Patterson v. Tibbs

Decision Date19 May 2011
Docket NumberNo. 2009–CA–01037–SCT.,2009–CA–01037–SCT.
Citation60 So.3d 742
PartiesAngelia PATTERSON, On Behalf of the Wrongful Death Beneficiaries and as Administratrix of the Estate of Atravius Coleman, Deceasedv.Dr. Bob TIBBS, Dr. William McArthur and Bolivar County Medical Center.
CourtMississippi Supreme Court

OPINION TEXT STARTS HERE

George F. Hollowell, Jr., Greenville, attorney for appellant.L. Carl Hagwood, Mary Frances Stallings–England, Diane V. Pradat, Bradley K. Overcash, Kimberly Nelson Howland, Jackson, attorneys for appellees.Before CARLSON, P.J., LAMAR and CHANDLER, JJ.CARLSON, Presiding Justice, for the Court:

¶ 1. Atravius Coleman was born at Bolivar County Medical Center (BMC) on February 22, 2002, at 4:23 a.m. Atravius died less than one day later, on February 23, 2002, at 12:05 a.m. His mother, Angelia Patterson, brought a wrongful-death claim against BMC, Dr. Bob Tibbs, and Dr. William McArthur (the defendants), claiming that they had caused Atravius's death either through negligence or by breaching the standard of care. The defendants filed a motion to exclude Patterson's expert witnesses on causation, claiming that their testimony was not reliable. After a two-day Daubert 1 hearing in the Circuit Court for the Second Judicial District of Bolivar County, the trial judge granted the defendants' motion and excluded the expert witnesses' testimony on the predeath levels of Demerol in Atravius's blood. The trial court subsequently granted summary judgment in favor of the defendants.

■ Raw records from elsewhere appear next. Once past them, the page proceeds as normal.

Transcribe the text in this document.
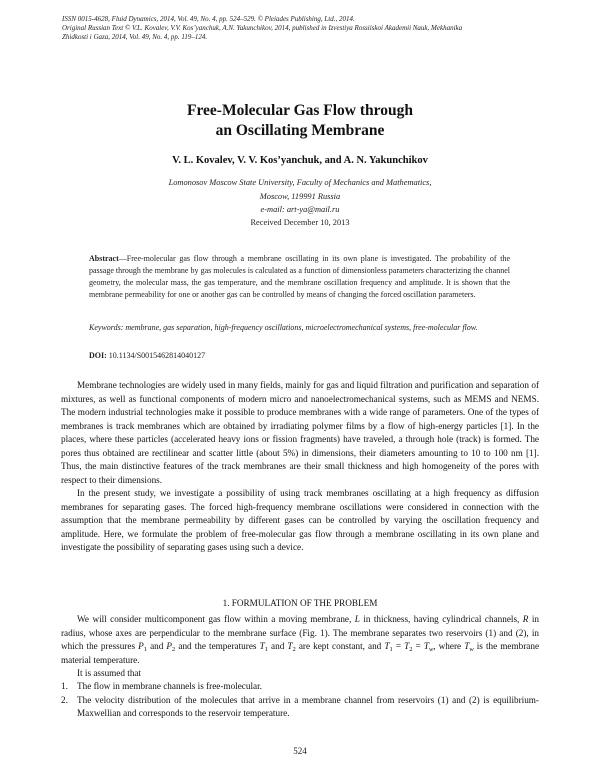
ISSN 0015-4628, Fluid Dynamics, 2014, Vol. 49, No. 4, pp. 524–529. © Pleiades Publishing, Ltd., 2014.
Original Russian Text © V.L. Kovalev, V.V. Kos’yanchuk, A.N. Yakunchikov, 2014, published in Izvestiya Rossiiskoi Akademii Nauk, Mekhanika
Zhidkosti i Gaza, 2014, Vol. 49, No. 4, pp. 119–124.
Free-Molecular Gas Flow through
an Oscillating Membrane
V. L. Kovalev, V. V. Kos’yanchuk, and A. N. Yakunchikov
Lomonosov Moscow State University, Faculty of Mechanics and Mathematics,
Moscow, 119991 Russia
e-mail: art-ya@mail.ru
Received December 10, 2013
Abstract—Free-molecular gas flow through a membrane oscillating in its own plane is investigated. The probability of the passage through the membrane by gas molecules is calculated as a function of dimensionless parameters characterizing the channel geometry, the molecular mass, the gas temperature, and the membrane oscillation frequency and amplitude. It is shown that the membrane permeability for one or another gas can be controlled by means of changing the forced oscillation parameters.
Keywords: membrane, gas separation, high-frequency oscillations, microelectromechanical systems, free-molecular flow.
DOI: 10.1134/S0015462814040127

Membrane technologies are widely used in many fields, mainly for gas and liquid filtration and purification and separation of mixtures, as well as functional components of modern micro and nanoelectromechanical systems, such as MEMS and NEMS. The modern industrial technologies make it possible to produce membranes with a wide range of parameters. One of the types of membranes is track membranes which are obtained by irradiating polymer films by a flow of high-energy particles [1]. In the places, where these particles (accelerated heavy ions or fission fragments) have traveled, a through hole (track) is formed. The pores thus obtained are rectilinear and scatter little (about 5%) in dimensions, their diameters amounting to 10 to 100 nm [1]. Thus, the main distinctive features of the track membranes are their small thickness and high homogeneity of the pores with respect to their dimensions.

In the present study, we investigate a possibility of using track membranes oscillating at a high frequency as diffusion membranes for separating gases. The forced high-frequency membrane oscillations were considered in connection with the assumption that the membrane permeability by different gases can be controlled by varying the oscillation frequency and amplitude. Here, we formulate the problem of free-molecular gas flow through a membrane oscillating in its own plane and investigate the possibility of separating gases using such a device.

1. FORMULATION OF THE PROBLEM

We will consider multicomponent gas flow within a moving membrane, L in thickness, having cylindrical channels, R in radius, whose axes are perpendicular to the membrane surface (Fig. 1). The membrane separates two reservoirs (1) and (2), in which the pressures $P_1$ and $P_2$ and the temperatures $T_1$ and $T_2$ are kept constant, and $T_1 = T_2 = T_w$, where $T_w$ is the membrane material temperature.

It is assumed that

1. The flow in membrane channels is free-molecular.
2. The velocity distribution of the molecules that arrive in a membrane channel from reservoirs (1) and (2) is equilibrium-Maxwellian and corresponds to the reservoir temperature.
524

¶ 2. Patterson now appeals to this Court. We find that the trial court did not abuse its discretion in excluding the experts' testimony and that the trial court did not err in granting summary judgment in favor of Dr. William McArthur. However, we are constrained to find that the trial court erred in granting summary judgment in favor of Dr. Bob Tibbs and Bolivar County Medical Center. Thus, we affirm in part and reverse in part the trial court's judgment in favor of all defendants, and we remand this case for further proceedings relating to Patterson's claims against Dr. Tibbs and Bolivar County Medical Center.

FACTS AND PROCEEDINGS IN THE TRIAL COURT

¶ 3. Angelia Patterson arrived at BMC on February 21, 2002, and was attended to by Dr. McArthur. She gave birth to a baby boy, Atravius Coleman, on February 22, 2002, at 4:23 a.m. Atravius appeared to be healthy at birth, receiving a nine-out-of-ten APGAR score one minute after delivery and five minutes after delivery.2 Atravius was placed under the care of Dr. Tibbs after his birth, even though Dr. McArthur performed the circumcision on Atravius.

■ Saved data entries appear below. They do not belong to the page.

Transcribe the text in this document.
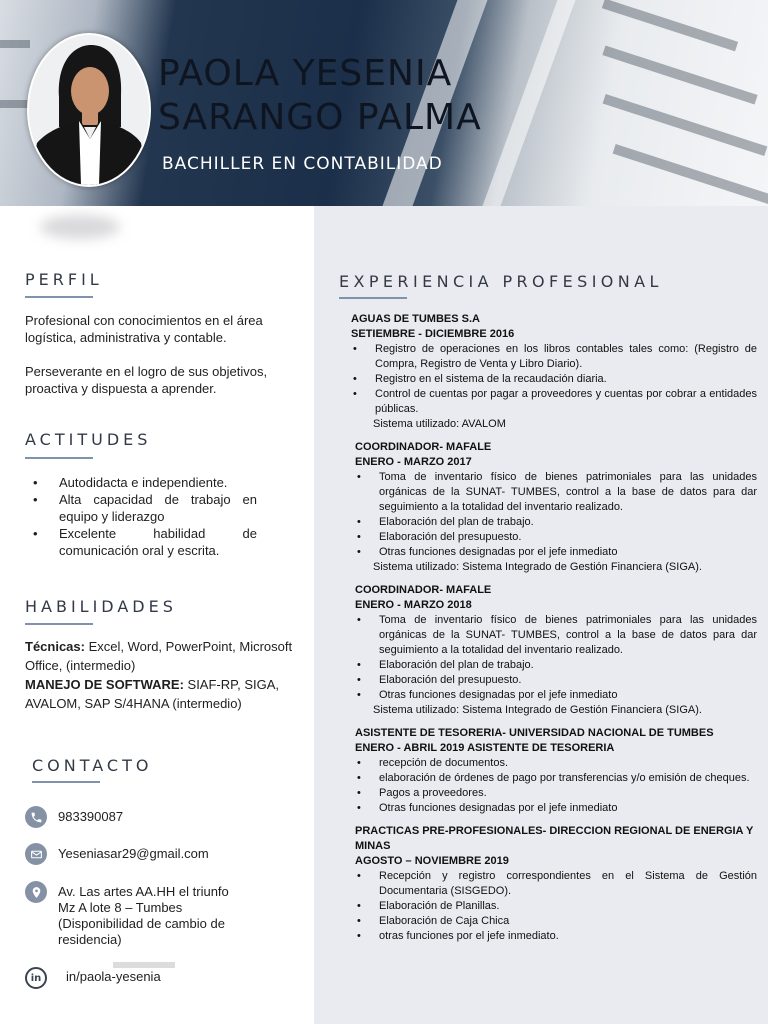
PAOLA YESENIA
SARANGO PALMA
BACHILLER EN CONTABILIDAD
PERFIL

Profesional con conocimientos en el área logística, administrativa y contable.

Perseverante en el logro de sus objetivos, proactiva y dispuesta a aprender.

ACTITUDES
• Autodidacta e independiente.
• Alta capacidad de trabajo en equipo y liderazgo
• Excelente habilidad de comunicación oral y escrita.
HABILIDADES

Técnicas: Excel, Word, PowerPoint, Microsoft Office, (intermedio)

MANEJO DE SOFTWARE: SIAF-RP, SIGA, AVALOM, SAP S/4HANA (intermedio)

CONTACTO
983390087
Yeseniasar29@gmail.com
Av. Las artes AA.HH el triunfo
Mz A lote 8 – Tumbes
(Disponibilidad de cambio de residencia)
in in/paola-yesenia
EXPERIENCIA PROFESIONAL
AGUAS DE TUMBES S.A
SETIEMBRE - DICIEMBRE 2016
• Registro de operaciones en los libros contables tales como: (Registro de Compra, Registro de Venta y Libro Diario).
• Registro en el sistema de la recaudación diaria.
• Control de cuentas por pagar a proveedores y cuentas por cobrar a entidades públicas.
Sistema utilizado: AVALOM
COORDINADOR- MAFALE
ENERO - MARZO 2017
• Toma de inventario físico de bienes patrimoniales para las unidades orgánicas de la SUNAT- TUMBES, control a la base de datos para dar seguimiento a la totalidad del inventario realizado.
• Elaboración del plan de trabajo.
• Elaboración del presupuesto.
• Otras funciones designadas por el jefe inmediato
Sistema utilizado: Sistema Integrado de Gestión Financiera (SIGA).
COORDINADOR- MAFALE
ENERO - MARZO 2018
• Toma de inventario físico de bienes patrimoniales para las unidades orgánicas de la SUNAT- TUMBES, control a la base de datos para dar seguimiento a la totalidad del inventario realizado.
• Elaboración del plan de trabajo.
• Elaboración del presupuesto.
• Otras funciones designadas por el jefe inmediato
Sistema utilizado: Sistema Integrado de Gestión Financiera (SIGA).
ASISTENTE DE TESORERIA- UNIVERSIDAD NACIONAL DE TUMBES
ENERO - ABRIL 2019 ASISTENTE DE TESORERIA
• recepción de documentos.
• elaboración de órdenes de pago por transferencias y/o emisión de cheques.
• Pagos a proveedores.
• Otras funciones designadas por el jefe inmediato
PRACTICAS PRE-PROFESIONALES- DIRECCION REGIONAL DE ENERGIA Y MINAS
AGOSTO – NOVIEMBRE 2019
• Recepción y registro correspondientes en el Sistema de Gestión Documentaria (SISGEDO).
• Elaboración de Planillas.
• Elaboración de Caja Chica
• otras funciones por el jefe inmediato.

¶ 4. Atravius was taken for circumcision at 1:45 p.m. on February 22, 2002. Dr. McArthur performed the circumcision and stated in his affidavit that he did not give Atravius Demerol for pain relief. Also, according to Atravius's medical records, no pain medication was administered for this procedure. A nurse noted that Atravius looked pale at 3:30 p.m. Dr. Tibbs was notified of Atravius's condition and ordered an echocardiogram. The results of the test were “suspicious for hypoplastic left heart syndrome.” Plans were then made to transport Atravius to the University of Mississippi Medical Center Pediatric Department (UMC). Atravius died at BMC before the ambulance from UMC arrived.

¶ 5. The defendants claim that Atravius died as a result of hypoplastic left heart syndrome and that the condition is fatal without surgery. Patterson claims that Atravius died from an overdose of Demerol, which he either received from his mother before delivery or after his birth, likely during his circumcision. To support this claim, Patterson retained two expert-causation witnesses: Dr. Steven Shukan and Dr. Steven Hayne.

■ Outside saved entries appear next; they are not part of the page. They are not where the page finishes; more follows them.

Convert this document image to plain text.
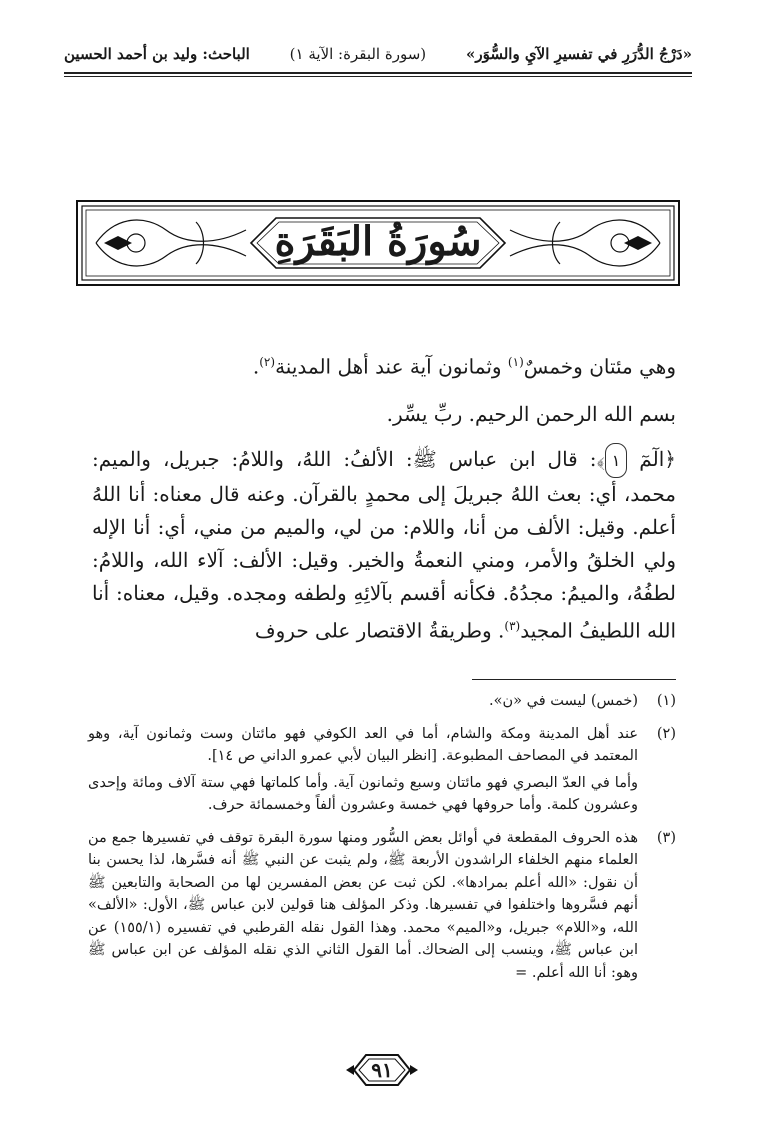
«دَرْجُ الدُّرَرِ في تفسيرِ الآيِ والسُّوَر»
(سورة البقرة: الآية ١)
الباحث: وليد بن أحمد الحسين
سُورَةُ البَقَرَةِ

وهي مئتان وخمسٌ$^{(١)}$ وثمانون آية عند أهل المدينة$^{(٢)}$.

بسم الله الرحمن الرحيم. ربِّ يسِّر.

﴿الٓمٓ ١﴾: قال ابن عباس ﷺ: الألفُ: اللهُ، واللامُ: جبريل، والميم: محمد، أي: بعث اللهُ جبريلَ إلى محمدٍ بالقرآن. وعنه قال معناه: أنا اللهُ أعلم. وقيل: الألف من أنا، واللام: من لي، والميم من مني، أي: أنا الإله ولي الخلقُ والأمر، ومني النعمةُ والخير. وقيل: الألف: آلاء الله، واللامُ: لطفُهُ، والميمُ: مجدُهُ. فكأنه أقسم بآلائِهِ ولطفه ومجده. وقيل، معناه: أنا الله اللطيفُ المجيد$^{(٣)}$. وطريقةُ الاقتصار على حروف

(١)

(خمس) ليست في «ن».

(٢)

عند أهل المدينة ومكة والشام، أما في العد الكوفي فهو مائتان وست وثمانون آية، وهو المعتمد في المصاحف المطبوعة. [انظر البيان لأبي عمرو الداني ص ١٤].

وأما في العدّ البصري فهو مائتان وسبع وثمانون آية. وأما كلماتها فهي ستة آلاف ومائة وإحدى وعشرون كلمة. وأما حروفها فهي خمسة وعشرون ألفاً وخمسمائة حرف.

(٣)

هذه الحروف المقطعة في أوائل بعض السُّور ومنها سورة البقرة توقف في تفسيرها جمع من العلماء منهم الخلفاء الراشدون الأربعة ﷺ، ولم يثبت عن النبي ﷺ أنه فسَّرها، لذا يحسن بنا أن نقول: «الله أعلم بمرادها». لكن ثبت عن بعض المفسرين لها من الصحابة والتابعين ﷺ أنهم فسَّروها واختلفوا في تفسيرها. وذكر المؤلف هنا قولين لابن عباس ﷺ، الأول: «الألف» الله، و«اللام» جبريل، و«الميم» محمد. وهذا القول نقله القرطبي في تفسيره (١٥٥/١) عن ابن عباس ﷺ، وينسب إلى الضحاك. أما القول الثاني الذي نقله المؤلف عن ابن عباس ﷺ وهو: أنا الله أعلم. =

٩١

¶ 6. Dr. Shukan is a board-certified pediatrician. Dr. Shukan's opinion is that Atravius received a lethal dose of Demerol (meperidine)—approximately 100 milliliters—around the same time as his circumcision. To form this opinion, Dr. Shukan used a process called backextrapolation. Dr. Shukan started with the amount of Demerol and normeperidine in the blood sample taken from Atravius after his death.3 Using the half-life of the drug 4 and the post-death drug levels in Atravius's blood sample, Dr. Shukan was able to calculate a predeath level of the drug. The half-life used is essential to the calculation. Because neonates metabolize drugs more slowly than adults, a different half-life must be used in calculations involving neonates.

¶ 7. Dr. Shukan used a half-life of three to three-and-one-half hours in his back-extrapolation calculation. Dr. Shukan testified in his deposition that he referred to his pharmacy textbooks, Nelson's Textbook of Pediatrics, The Physicians' Desk Reference, and WebMD (a website) in forming his opinion. He also stated that he used his professional knowledge of Demerol when forming his overall opinion that Atravius had died from a lethal dose of Demerol. Although Dr. Shukan testified that he had referred to these sources in forming his opinion, he did not state which source specified a half-life of three to three-and-one-half hours. However, he did testify that Demerol has a half-life of two to five hours in adults and that the half-life is a “little longer than the two hours in kids, most authorities would say in the neighborhood of slightly above three hours.” He did not testify as to what authorities he was relying upon when he stated that “most authorities” say the half-life of Demerol in a neonate is slightly above three hours.

¶ 8. Patterson also retained Dr. Steven Hayne as an expert-causation witness. Dr. Hayne, a pathologist, performed an autopsy on Atravius. Using the same back-extrapolation process, Dr. Hayne determined that Atravius likely had died from a lethal dose of Demerol that he had received from his mother prior to birth.5 Dr. Hayne used a half-life of four-and-one-half to five hours. He obtained this half-life by calling the director of the Mississippi State Crime Laboratory and a toxicologist employed at the lab.

¶ 9. The defendants moved to exclude the expert testimony of both Dr. Shukan and Dr. Hayne. A two-day Daubert hearing was held, and the trial judge ultimately excluded the testimony of Dr. Shukan and Dr. Hayne on Atravius's predeath Demerol levels.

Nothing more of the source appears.